Estamos falando da pessoa passou a vida toda dependendo do outro para viver, não estudou, nunca trabalhou e não tem experiência alguma.

Neste caso, os Alimentos servem até que o cônjuge dependente consiga se reestabelecer no mercado de trabalho e prover seu próprio sustento.

5- É POSSÍVEL MUDAR O VALOR DA PENSÃO?
Sim!!

Mesmo tendo sido determinada por decisão judicial, é possível pedir a revisão da pensão, posteriormente e a qualquer momento.

Caso aconteça alguma modificação na situação financeira de quem paga a pensão, ou mesmo de quem está com a guarda da criança, é possível que seja pedido revisão do valor para mais ou para menos.

Podem ser considerados diversos motivos, tais como: desemprego ou mudanças de emprego, promoção a cargo superior, novo casamento e até o nascimento de um filho no relacionamento vigente.

Para isso, é necessário ingressar com uma Ação Revisional de Alimentos.

Vale lembrar que, desemprego não é justificativa para deixar de pagar a pensão de alimentos previamente fixada pelo juiz.

Se a pessoas perdeu o emprego, a melhor opções é informar logo as autoridades e tentar mudar o valor. Senão, será cobrado o valor inicial, inclusive como fiança.

6- SE EU ACEITAR A “GUARDA COMPARTILHADA” MEU FILHO(A) PERDE DIREITO À PENSÃO ALIMENTÍCIA?
Não necessariamente. Vale lembrar que guarda é diferente de habitação.

No Brasil, atualmente, existem várias formas de se ajustar a guarda do filhos, variando para atender ao melhor interesse da criança, sempre.

Na guarda compartilhada, os pais devem se entender sobre como criar os filhos, pois, ambos ficarão responsáveis pelas decisões da vida da criança, como em que escola estudar, o curso que fará, etc.

Dessa maneira, o que é compartilhado é a responsabilidade.

Assim, ambos os pais exercem o Poder Familiar, tomam decisões em conjunto e têm poder de escolha sobre as questões da vida do filho, ambos de maneira igualitária.

Estando casados ou não, vivendo sob o mesmo teto ou não.

Assim, o filho pode morar/habitar apenas com o pai, e ainda sim ser um caso de guarda compartilhada.
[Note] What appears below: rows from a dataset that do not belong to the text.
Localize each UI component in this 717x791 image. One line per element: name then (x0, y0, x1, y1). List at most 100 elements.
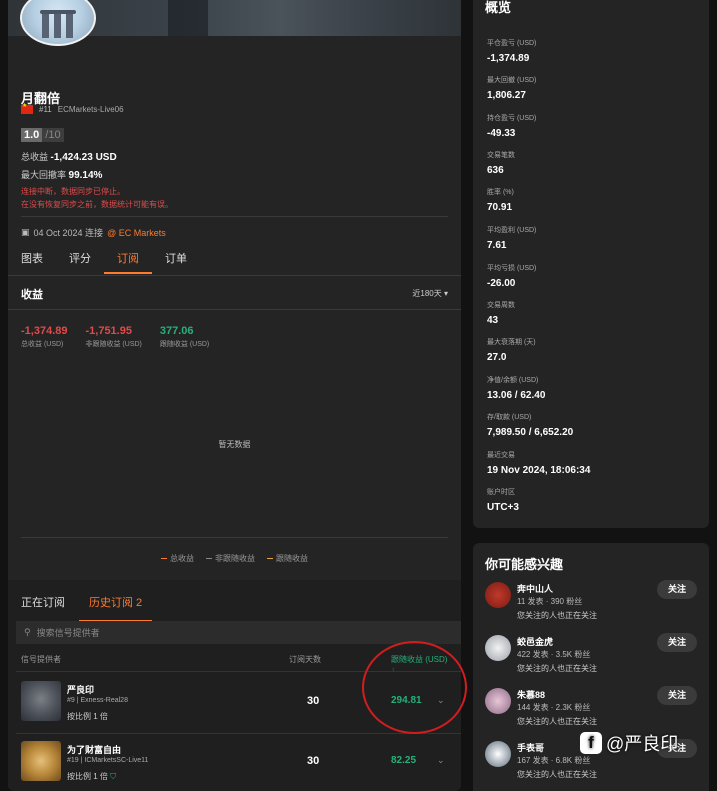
provider-meta: #19 | ICMarketsSC-Live11 (67, 757, 149, 764)
search-icon: ⚲ (24, 627, 31, 637)
subscription-days: 30 (307, 695, 320, 707)
user-stats: 11 发表 · 390 粉丝 (517, 597, 583, 606)
tab-rating[interactable]: 评分 (56, 251, 104, 274)
provider-name: 严良印 (67, 685, 95, 695)
overview-item: 净值/余额 (USD) 13.06 / 62.40 (487, 377, 546, 401)
provider-ratio: 按比例 1 倍 ⛉ (67, 772, 117, 781)
subscription-days: 30 (307, 755, 320, 767)
suggested-user[interactable]: 朱慕88 144 发表 · 2.3K 粉丝 您关注的人也正在关注 关注 (485, 686, 700, 736)
follow-button[interactable]: 关注 (657, 580, 697, 599)
header-days: 订阅天数 (289, 655, 321, 664)
user-avatar (485, 688, 511, 714)
chevron-down-icon[interactable]: ⌄ (437, 755, 445, 766)
trader-subline: #11 ECMarkets-Live06 (21, 102, 124, 114)
tab-chart[interactable]: 图表 (21, 251, 56, 274)
broker-link[interactable]: @ EC Markets (107, 228, 166, 238)
facebook-logo-icon: f (580, 732, 602, 754)
overview-title: 概览 (485, 0, 512, 15)
provider-ratio: 按比例 1 倍 (67, 712, 108, 721)
provider-avatar (21, 741, 61, 781)
total-return-label: 总收益 (21, 152, 49, 162)
user-name: 朱慕88 (517, 690, 546, 700)
divider (8, 309, 461, 310)
no-data-text: 暂无数据 (218, 440, 251, 449)
overview-item: 最近交易 19 Nov 2024, 18:06:34 (487, 452, 591, 476)
user-name: 奔中山人 (517, 584, 554, 594)
max-drawdown-label: 最大回撤率 (21, 170, 67, 180)
divider (21, 216, 448, 217)
kpi-follow-value: 377.06 (159, 325, 194, 337)
overview-item: 最大衰落期 (天) 27.0 (487, 339, 536, 363)
suggested-user[interactable]: 蛟邑金虎 422 发表 · 3.5K 粉丝 您关注的人也正在关注 关注 (485, 633, 700, 683)
follow-button[interactable]: 关注 (657, 686, 697, 705)
overview-item: 平仓盈亏 (USD) -1,374.89 (487, 40, 537, 64)
kpi-non-follow-label: 非跟随收益 (USD) (85, 341, 142, 348)
overview-item: 持仓盈亏 (USD) -49.33 (487, 115, 537, 139)
user-stats: 422 发表 · 3.5K 粉丝 (517, 650, 591, 659)
provider-avatar (21, 681, 61, 721)
provider-meta: #9 | Exness-Real28 (67, 697, 128, 704)
profile-tabs: 图表 评分 订阅 订单 (21, 251, 200, 274)
china-flag-icon (21, 102, 33, 114)
user-avatar (485, 635, 511, 661)
user-name: 手表哥 (517, 743, 545, 753)
kpi-total: -1,374.89 总收益 (USD) (21, 325, 67, 349)
user-stats: 167 发表 · 6.8K 粉丝 (517, 756, 591, 765)
score-badge: 1.0 /10 (21, 128, 64, 142)
total-return-line: 总收益 -1,424.23 USD (21, 150, 117, 163)
tab-subscriptions[interactable]: 订阅 (104, 251, 152, 274)
user-note: 您关注的人也正在关注 (517, 611, 597, 620)
user-avatar (485, 582, 511, 608)
overview-item: 平均盈利 (USD) 7.61 (487, 227, 537, 251)
tab-history-subscriptions[interactable]: 历史订阅 2 (79, 594, 153, 622)
overview-item: 平均亏损 (USD) -26.00 (487, 265, 537, 289)
connected-since: 04 Oct 2024 连接 (33, 228, 104, 238)
connection-info: ▣ 04 Oct 2024 连接 @ EC Markets (21, 226, 166, 239)
max-drawdown-value: 99.14% (68, 170, 103, 181)
shield-icon: ⛉ (110, 772, 117, 781)
tab-orders[interactable]: 订单 (152, 251, 200, 274)
range-selector[interactable]: 近180天 ▾ (412, 288, 448, 299)
tab-current-subscriptions[interactable]: 正在订阅 (21, 594, 75, 622)
trader-avatar[interactable] (20, 0, 96, 46)
user-note: 您关注的人也正在关注 (517, 717, 597, 726)
table-row[interactable]: 为了财富自由 #19 | ICMarketsSC-Live11 按比例 1 倍 … (21, 741, 451, 791)
red-annotation-circle (362, 641, 467, 734)
provider-name: 为了财富自由 (67, 745, 122, 755)
suggested-user[interactable]: 奔中山人 11 发表 · 390 粉丝 您关注的人也正在关注 关注 (485, 580, 700, 630)
header-provider: 信号提供者 (21, 655, 61, 664)
score-value: 1.0 (21, 128, 43, 142)
legend-non-follow: 非跟随收益 (206, 553, 255, 564)
chart-baseline (21, 537, 448, 538)
user-stats: 144 发表 · 2.3K 粉丝 (517, 703, 591, 712)
trader-account: ECMarkets-Live06 (57, 105, 124, 114)
legend-total: 总收益 (161, 553, 194, 564)
provider-search[interactable]: ⚲ 搜索信号提供者 (16, 621, 461, 644)
divider (16, 733, 461, 734)
total-return-value: -1,424.23 USD (50, 152, 117, 163)
kpi-total-label: 总收益 (USD) (21, 341, 64, 348)
kpi-non-follow: -1,751.95 非跟随收益 (USD) (85, 325, 141, 349)
overview-item: 账户时区 UTC+3 (487, 489, 519, 513)
suggestions-title: 你可能感兴趣 (485, 557, 564, 572)
kpi-total-value: -1,374.89 (21, 325, 68, 337)
earnings-kpis: -1,374.89 总收益 (USD) -1,751.95 非跟随收益 (USD… (21, 325, 209, 349)
kpi-non-follow-value: -1,751.95 (85, 325, 132, 337)
calendar-icon: ▣ (21, 227, 30, 237)
watermark: f @严良印 (580, 730, 678, 756)
follow-button[interactable]: 关注 (657, 633, 697, 652)
subscription-tabs: 正在订阅 历史订阅 2 (21, 594, 153, 622)
user-note: 您关注的人也正在关注 (517, 664, 597, 673)
divider (8, 275, 461, 276)
chart-legend: 总收益 非跟随收益 跟随收益 (8, 553, 461, 564)
legend-follow: 跟随收益 (267, 553, 308, 564)
sync-warning-1: 连接中断，数据同步已停止。 (21, 187, 125, 196)
follow-earnings: 82.25 (391, 755, 417, 766)
score-max: /10 (42, 128, 64, 142)
watermark-text: @严良印 (606, 734, 679, 754)
sync-warning-2: 在没有恢复同步之前，数据统计可能有误。 (21, 200, 173, 209)
user-name: 蛟邑金虎 (517, 637, 554, 647)
user-note: 您关注的人也正在关注 (517, 770, 597, 779)
overview-item: 交易笔数 636 (487, 152, 515, 176)
overview-item: 交易周数 43 (487, 302, 515, 326)
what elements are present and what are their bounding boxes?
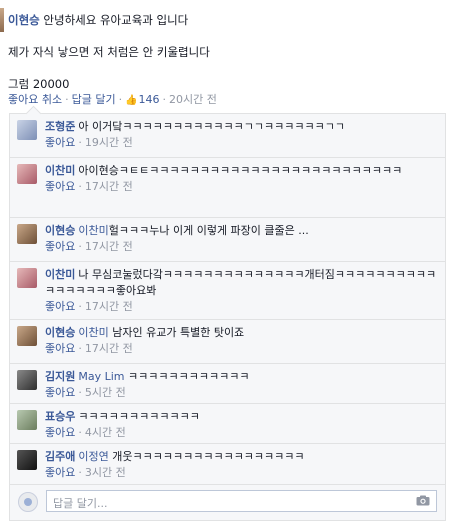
tagged-user[interactable]: 이찬미 xyxy=(78,224,108,237)
comment-body: 이현승 이찬미헐ㅋㅋㅋ누나 이게 이렇게 파장이 클줄은 ... 좋아요 · 17시간… xyxy=(45,223,437,255)
comment-item: 이현승 이찬미헐ㅋㅋㅋ누나 이게 이렇게 파장이 클줄은 ... 좋아요 · 17시간… xyxy=(10,218,445,262)
comment-meta: 좋아요 · 17시간 전 xyxy=(45,342,133,355)
comment-text: ㅋㅋㅋㅋㅋㅋㅋㅋㅋㅋㅋㅋ xyxy=(128,370,250,383)
comment-item: 김주애 이정연 개웃ㅋㅋㅋㅋㅋㅋㅋㅋㅋㅋㅋㅋㅋㅋㅋㅋㅋ 좋아요 · 3시간 전 xyxy=(10,444,445,485)
comment-timestamp[interactable]: 4시간 전 xyxy=(85,426,126,439)
comment-body: 김주애 이정연 개웃ㅋㅋㅋㅋㅋㅋㅋㅋㅋㅋㅋㅋㅋㅋㅋㅋㅋ 좋아요 · 3시간 전 xyxy=(45,449,437,481)
comment-text: 남자인 유교가 특별한 탓이죠 xyxy=(112,326,245,339)
comment-like-button[interactable]: 좋아요 xyxy=(45,180,75,193)
commenter-name[interactable]: 김주애 xyxy=(45,450,75,463)
reply-input[interactable]: 답글 달기... xyxy=(46,490,437,512)
comment-body: 이찬미 나 무심코눌렀다갘ㅋㅋㅋㅋㅋㅋㅋㅋㅋㅋㅋㅋㅋㅋ개터짐ㅋㅋㅋㅋㅋㅋㅋㅋㅋㅋㅋ… xyxy=(45,267,437,315)
commenter-name[interactable]: 김지원 xyxy=(45,370,75,383)
comment-text: 아 이거닼ㅋㅋㅋㅋㅋㅋㅋㅋㅋㅋㅋㅋㄱㄱㅋㅋㅋㅋㅋㅋㄱㄱ xyxy=(78,120,345,133)
unlike-button[interactable]: 좋아요 취소 xyxy=(8,93,62,106)
comment-meta: 좋아요 · 5시간 전 xyxy=(45,386,126,399)
commenter-name[interactable]: 이찬미 xyxy=(45,268,75,281)
comment-like-button[interactable]: 좋아요 xyxy=(45,240,75,253)
comment-item: 이찬미 나 무심코눌렀다갘ㅋㅋㅋㅋㅋㅋㅋㅋㅋㅋㅋㅋㅋㅋ개터짐ㅋㅋㅋㅋㅋㅋㅋㅋㅋㅋㅋ… xyxy=(10,262,445,320)
comment-meta: 좋아요 · 17시간 전 xyxy=(45,240,133,253)
commenter-name[interactable]: 이현승 xyxy=(45,326,75,339)
commenter-avatar[interactable] xyxy=(17,268,37,288)
comment-timestamp[interactable]: 19시간 전 xyxy=(85,136,133,149)
comment-item: 김지원 May Lim ㅋㅋㅋㅋㅋㅋㅋㅋㅋㅋㅋㅋ 좋아요 · 5시간 전 xyxy=(10,364,445,404)
commenter-avatar[interactable] xyxy=(17,450,37,470)
commenter-avatar[interactable] xyxy=(17,370,37,390)
separator-dot: · xyxy=(162,93,167,106)
post-text-line2: 제가 자식 낳으면 저 처럼은 안 키울렵니다 xyxy=(8,45,210,59)
comment-text: 헐ㅋㅋㅋ누나 이게 이렇게 파장이 클줄은 ... xyxy=(108,224,309,237)
comment-meta: 좋아요 · 17시간 전 xyxy=(45,180,133,193)
comment-body: 이찬미 아이현승ㅋㅌㅌㅋㅋㅋㅋㅋㅋㅋㅋㅋㅋㅋㅋㅋㅋㅋㅋㅋㅋㅋㅋㅋㅋㅋㅋㅋ 좋아요 ·… xyxy=(45,163,437,195)
comment-body: 이현승 이찬미 남자인 유교가 특별한 탓이죠 좋아요 · 17시간 전 xyxy=(45,325,437,357)
comment-text: 아이현승ㅋㅌㅌㅋㅋㅋㅋㅋㅋㅋㅋㅋㅋㅋㅋㅋㅋㅋㅋㅋㅋㅋㅋㅋㅋㅋㅋㅋ xyxy=(78,164,403,177)
post-author-name[interactable]: 이현승 xyxy=(8,13,40,27)
comment-like-button[interactable]: 좋아요 xyxy=(45,342,75,355)
separator-dot: · xyxy=(118,93,123,106)
reply-row: 답글 달기... xyxy=(10,485,445,521)
tagged-user[interactable]: 이정연 xyxy=(78,450,108,463)
comment-item: 조형준 아 이거닼ㅋㅋㅋㅋㅋㅋㅋㅋㅋㅋㅋㅋㄱㄱㅋㅋㅋㅋㅋㅋㄱㄱ 좋아요 · 19시간 … xyxy=(10,114,445,158)
commenter-name[interactable]: 조형준 xyxy=(45,120,75,133)
comment-meta: 좋아요 · 3시간 전 xyxy=(45,466,126,479)
comment-meta: 좋아요 · 4시간 전 xyxy=(45,426,126,439)
comment-item: 이현승 이찬미 남자인 유교가 특별한 탓이죠 좋아요 · 17시간 전 xyxy=(10,320,445,364)
commenter-avatar[interactable] xyxy=(17,410,37,430)
like-count: 146 xyxy=(138,93,160,106)
post-text-line3: 그럼 20000 xyxy=(8,77,70,91)
comment-body: 조형준 아 이거닼ㅋㅋㅋㅋㅋㅋㅋㅋㅋㅋㅋㅋㄱㄱㅋㅋㅋㅋㅋㅋㄱㄱ 좋아요 · 19시간 … xyxy=(45,119,437,151)
comments-panel: 조형준 아 이거닼ㅋㅋㅋㅋㅋㅋㅋㅋㅋㅋㅋㅋㄱㄱㅋㅋㅋㅋㅋㅋㄱㄱ 좋아요 · 19시간 … xyxy=(9,105,446,521)
camera-icon[interactable] xyxy=(416,495,430,506)
comment-body: 표승우 ㅋㅋㅋㅋㅋㅋㅋㅋㅋㅋㅋㅋ 좋아요 · 4시간 전 xyxy=(45,409,437,441)
comment-timestamp[interactable]: 17시간 전 xyxy=(85,342,133,355)
comment-text: 나 무심코눌렀다갘ㅋㅋㅋㅋㅋㅋㅋㅋㅋㅋㅋㅋㅋㅋ개터짐ㅋㅋㅋㅋㅋㅋㅋㅋㅋㅋㅋㅋㅋㅋ… xyxy=(45,268,437,297)
comment-like-button[interactable]: 좋아요 xyxy=(45,136,75,149)
comment-text: ㅋㅋㅋㅋㅋㅋㅋㅋㅋㅋㅋㅋ xyxy=(78,410,200,423)
comment-item: 이찬미 아이현승ㅋㅌㅌㅋㅋㅋㅋㅋㅋㅋㅋㅋㅋㅋㅋㅋㅋㅋㅋㅋㅋㅋㅋㅋㅋㅋㅋㅋ 좋아요 ·… xyxy=(10,158,445,218)
comment-text: 개웃ㅋㅋㅋㅋㅋㅋㅋㅋㅋㅋㅋㅋㅋㅋㅋㅋㅋ xyxy=(112,450,305,463)
post-timestamp[interactable]: 20시간 전 xyxy=(169,93,217,106)
comment-item: 표승우 ㅋㅋㅋㅋㅋㅋㅋㅋㅋㅋㅋㅋ 좋아요 · 4시간 전 xyxy=(10,404,445,444)
commenter-avatar[interactable] xyxy=(17,224,37,244)
commenter-avatar[interactable] xyxy=(17,120,37,140)
commenter-name[interactable]: 이찬미 xyxy=(45,164,75,177)
commenter-name[interactable]: 이현승 xyxy=(45,224,75,237)
comment-timestamp[interactable]: 17시간 전 xyxy=(85,180,133,193)
separator-dot: · xyxy=(65,93,69,106)
current-user-avatar xyxy=(18,492,38,512)
post-text: 안녕하세요 유아교육과 입니다 xyxy=(39,13,189,27)
comment-like-button[interactable]: 좋아요 xyxy=(45,386,75,399)
thumbs-up-icon: 👍 xyxy=(125,95,138,106)
post-author-avatar[interactable] xyxy=(0,8,4,32)
commenter-name[interactable]: 표승우 xyxy=(45,410,75,423)
comment-timestamp[interactable]: 17시간 전 xyxy=(85,300,133,313)
comment-like-button[interactable]: 좋아요 xyxy=(45,466,75,479)
like-count-link[interactable]: 👍146 xyxy=(125,93,159,106)
comment-meta: 좋아요 · 19시간 전 xyxy=(45,136,133,149)
post-actions: 좋아요 취소 · 답글 달기 · 👍146 · 20시간 전 xyxy=(8,91,217,107)
comment-timestamp[interactable]: 3시간 전 xyxy=(85,466,126,479)
comment-meta: 좋아요 · 17시간 전 xyxy=(45,300,133,313)
commenter-avatar[interactable] xyxy=(17,326,37,346)
comment-like-button[interactable]: 좋아요 xyxy=(45,300,75,313)
comment-timestamp[interactable]: 5시간 전 xyxy=(85,386,126,399)
comment-body: 김지원 May Lim ㅋㅋㅋㅋㅋㅋㅋㅋㅋㅋㅋㅋ 좋아요 · 5시간 전 xyxy=(45,369,437,401)
comment-like-button[interactable]: 좋아요 xyxy=(45,426,75,439)
comment-timestamp[interactable]: 17시간 전 xyxy=(85,240,133,253)
tagged-user[interactable]: May Lim xyxy=(78,370,124,383)
tagged-user[interactable]: 이찬미 xyxy=(78,326,108,339)
reply-placeholder: 답글 달기... xyxy=(53,497,108,510)
commenter-avatar[interactable] xyxy=(17,164,37,184)
reply-button[interactable]: 답글 달기 xyxy=(72,93,116,106)
post-text-line1: 이현승 안녕하세요 유아교육과 입니다 xyxy=(8,12,188,28)
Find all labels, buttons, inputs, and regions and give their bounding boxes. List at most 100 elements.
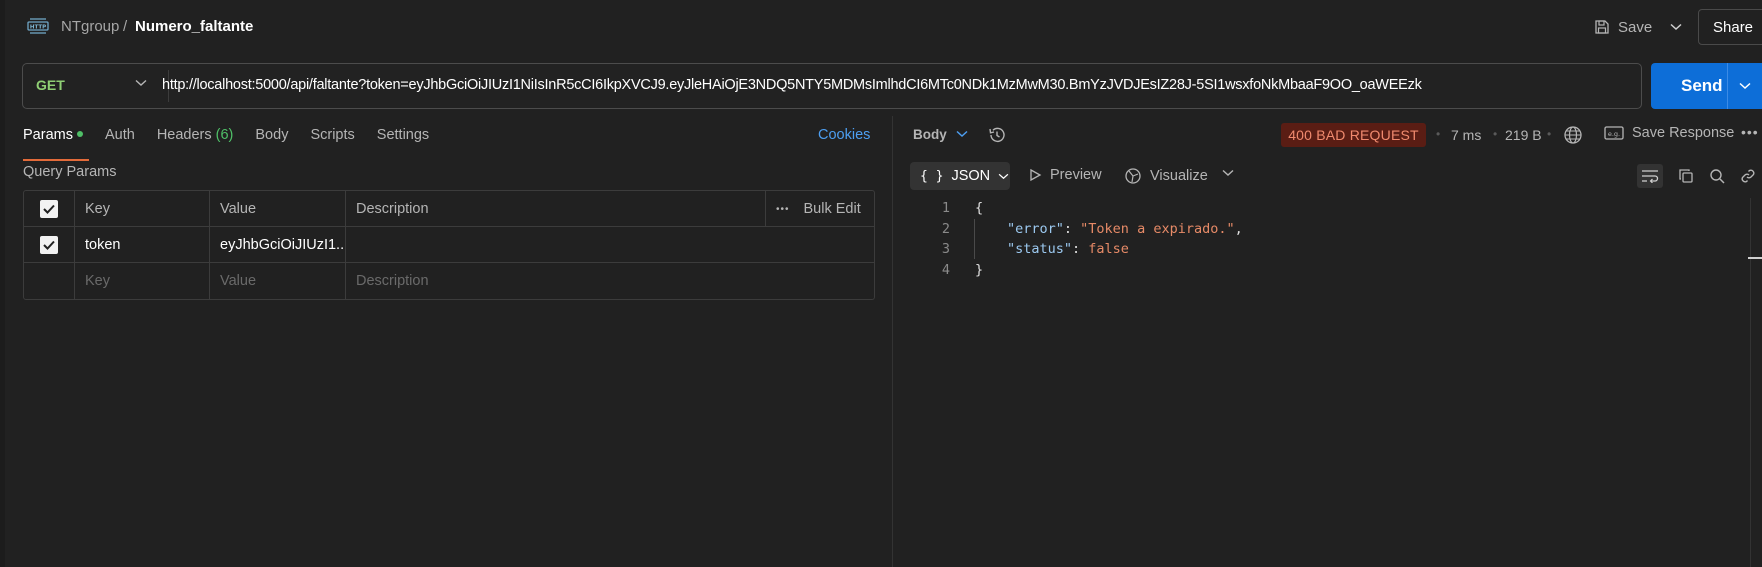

Ou então, passar uma semana na casa da mãe, a outra semana na casa do pai e assim por diante e ser guarda compartilhada!

Por isso o pagamento da pensão depende de com quem o filho vai morar. Se o filho morar com a mãe, o pai terá que pagar a pensão normalmente.

Se o filho morar com o pai, a mãe é quem paga a pensão. Mas isso pode ser estabelecido de outra maneira também.

ATENÇÃO: esse tipo de guarda requer que os pais tenham um bom relacionamento, já que tomarão decisões em conjunto em prol do bem-estar do filho.

Harmonia é fundamental para essa forma de guarda.

7- E COMO COBRAR ESSE DIREITO?
Como a pensão alimentícia é um direito legal, deve ser obtida por meio judicial.

Ou seja, é preciso contratar um advogado – que é o profissional qualificado para abrir uma ação legal e conduzir o processo.

A ação de alimentos é conduzida por um procedimento especial, regulado por uma lei específica – Lei de Alimentos – que possibilita aos processos maior rapidez em sua tramitação.

Além disso, existe a possibilidade da ação ser solicitada com tutela antecipada, satisfazendo assim, o direito do autor em receber a pensão, antes mesmo do fim do processo.

Em caso de dúvidas, consulte um advogado de sua confiança.